所以,我亲爱的奥古斯丁,是的,我在引/诱你。
「你要尽一下情人的本份吗?」我笑着问。
奥古斯丁,再见。
「……」他撑起身,望了我好久。
「葛罗瑞亚,我给出的承诺,现在这一刻还有效。」他自然明白我的意思。
「当清晨的阳光照进、你可以见到我刚睡醒的丑样子时,承诺就会无效了呢。

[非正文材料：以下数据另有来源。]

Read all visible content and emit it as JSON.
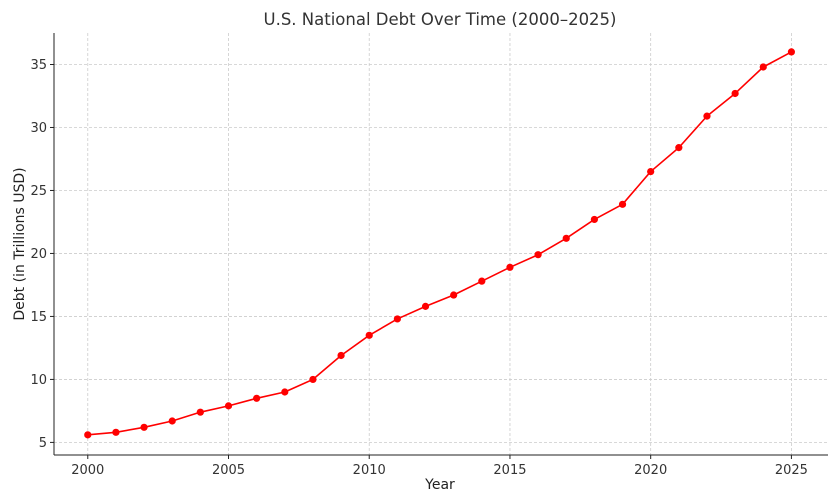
{
  "chart_data": {
    "type": "line",
    "title": "U.S. National Debt Over Time (2000–2025)",
    "xlabel": "Year",
    "ylabel": "Debt (in Trillions USD)",
    "xlim": [
      1998.8,
      2026.3
    ],
    "ylim": [
      4.0,
      37.5
    ],
    "xticks": [
      2000,
      2005,
      2010,
      2015,
      2020,
      2025
    ],
    "yticks": [
      5,
      10,
      15,
      20,
      25,
      30,
      35
    ],
    "grid": true,
    "legend": "none",
    "series": [
      {
        "color": "#ff0000",
        "marker": "circle",
        "x": [
          2000,
          2001,
          2002,
          2003,
          2004,
          2005,
          2006,
          2007,
          2008,
          2009,
          2010,
          2011,
          2012,
          2013,
          2014,
          2015,
          2016,
          2017,
          2018,
          2019,
          2020,
          2021,
          2022,
          2023,
          2024,
          2025
        ],
        "y": [
          5.6,
          5.8,
          6.2,
          6.7,
          7.4,
          7.9,
          8.5,
          9.0,
          10.0,
          11.9,
          13.5,
          14.8,
          15.8,
          16.7,
          17.8,
          18.9,
          19.9,
          21.2,
          22.7,
          23.9,
          26.5,
          28.4,
          30.9,
          32.7,
          34.8,
          36.0
        ]
      }
    ]
  }
}
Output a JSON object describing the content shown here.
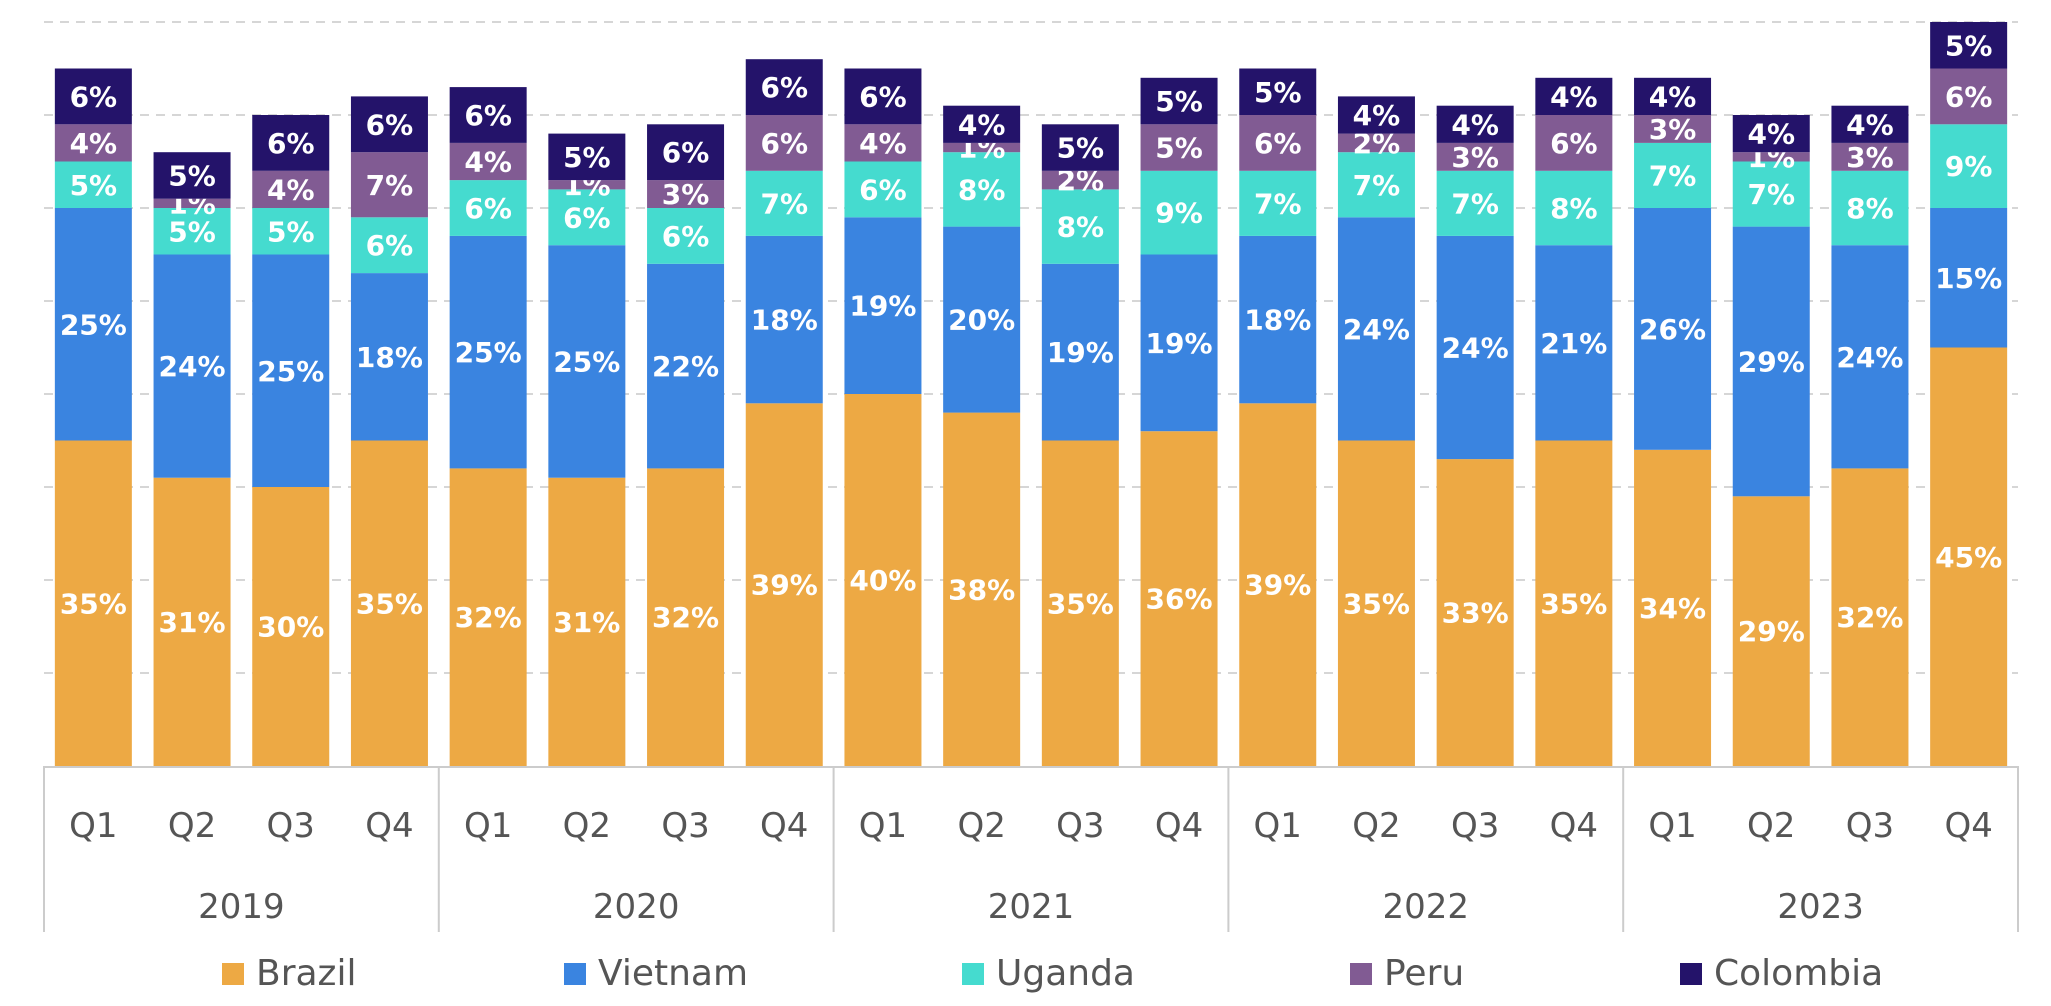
{
  "chart_data": {
    "type": "bar",
    "stacked": true,
    "title": "",
    "xlabel": "",
    "ylabel": "",
    "grid": true,
    "legend_position": "bottom",
    "years": [
      "2019",
      "2020",
      "2021",
      "2022",
      "2023"
    ],
    "quarters": [
      "Q1",
      "Q2",
      "Q3",
      "Q4"
    ],
    "categories": [
      "Q1",
      "Q2",
      "Q3",
      "Q4",
      "Q1",
      "Q2",
      "Q3",
      "Q4",
      "Q1",
      "Q2",
      "Q3",
      "Q4",
      "Q1",
      "Q2",
      "Q3",
      "Q4",
      "Q1",
      "Q2",
      "Q3",
      "Q4"
    ],
    "series": [
      {
        "name": "Brazil",
        "color": "#EDA944",
        "values": [
          35,
          31,
          30,
          35,
          32,
          31,
          32,
          39,
          40,
          38,
          35,
          36,
          39,
          35,
          33,
          35,
          34,
          29,
          32,
          45
        ]
      },
      {
        "name": "Vietnam",
        "color": "#3A84E0",
        "values": [
          25,
          24,
          25,
          18,
          25,
          25,
          22,
          18,
          19,
          20,
          19,
          19,
          18,
          24,
          24,
          21,
          26,
          29,
          24,
          15
        ]
      },
      {
        "name": "Uganda",
        "color": "#45DBCF",
        "values": [
          5,
          5,
          5,
          6,
          6,
          6,
          6,
          7,
          6,
          8,
          8,
          9,
          7,
          7,
          7,
          8,
          7,
          7,
          8,
          9
        ]
      },
      {
        "name": "Peru",
        "color": "#815B93",
        "values": [
          4,
          1,
          4,
          7,
          4,
          1,
          3,
          6,
          4,
          1,
          2,
          5,
          6,
          2,
          3,
          6,
          3,
          1,
          3,
          6
        ]
      },
      {
        "name": "Colombia",
        "color": "#24136A",
        "values": [
          6,
          5,
          6,
          6,
          6,
          5,
          6,
          6,
          6,
          4,
          5,
          5,
          5,
          4,
          4,
          4,
          4,
          4,
          4,
          5
        ]
      }
    ]
  }
}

」当你清醒过来、激情退去后,你或者我就会发现自己的愚蠢。
「我最后一次问你,葛罗瑞亚,你爱我吗?」
我没回答,而是将他拉下来,吻了上去。
再见,我亲爱的奥古斯丁。
韵事是韵事,现实是现实,还不如别让虚假而丑陋的现实去破坏最后一点真心的余韵。
奥古斯丁并不是没有缺点,他残/杀布莱德宗室的事就被绘声绘影地传到了维尔特,但他是惟一一个会在意我是不是真心地喜怒哀乐的男人。
所以,在一起淹死之前,我们必须要说再见。
莫说对象是他,我们,本来就都是荒谬地不应该爱上任何人的角色。
我突然没办法憎恨教皇和母亲,乃至是父亲。
因为,我也爱上一个人,并且明白自己有很大机会会谋划杀死他了。
惟一窥见我是葛罗瑞亚而不单是大公主的人,偏偏是布莱德的皇储。但就连他,对于他来说,我都依然是葛罗瑞亚公主。
甚么我就是皇储、皇储就是我,一切都只是自欺欺人。维尔特的皇储的确是我,但我却从来都不仅仅是一个皇储。
我只是一个「人」。
但以后我都不要再做「人」,我是绝不会输给布莱德的「维尔特皇」。
我和奥古斯丁紧紧地纠缠在一起,缠绵一夜。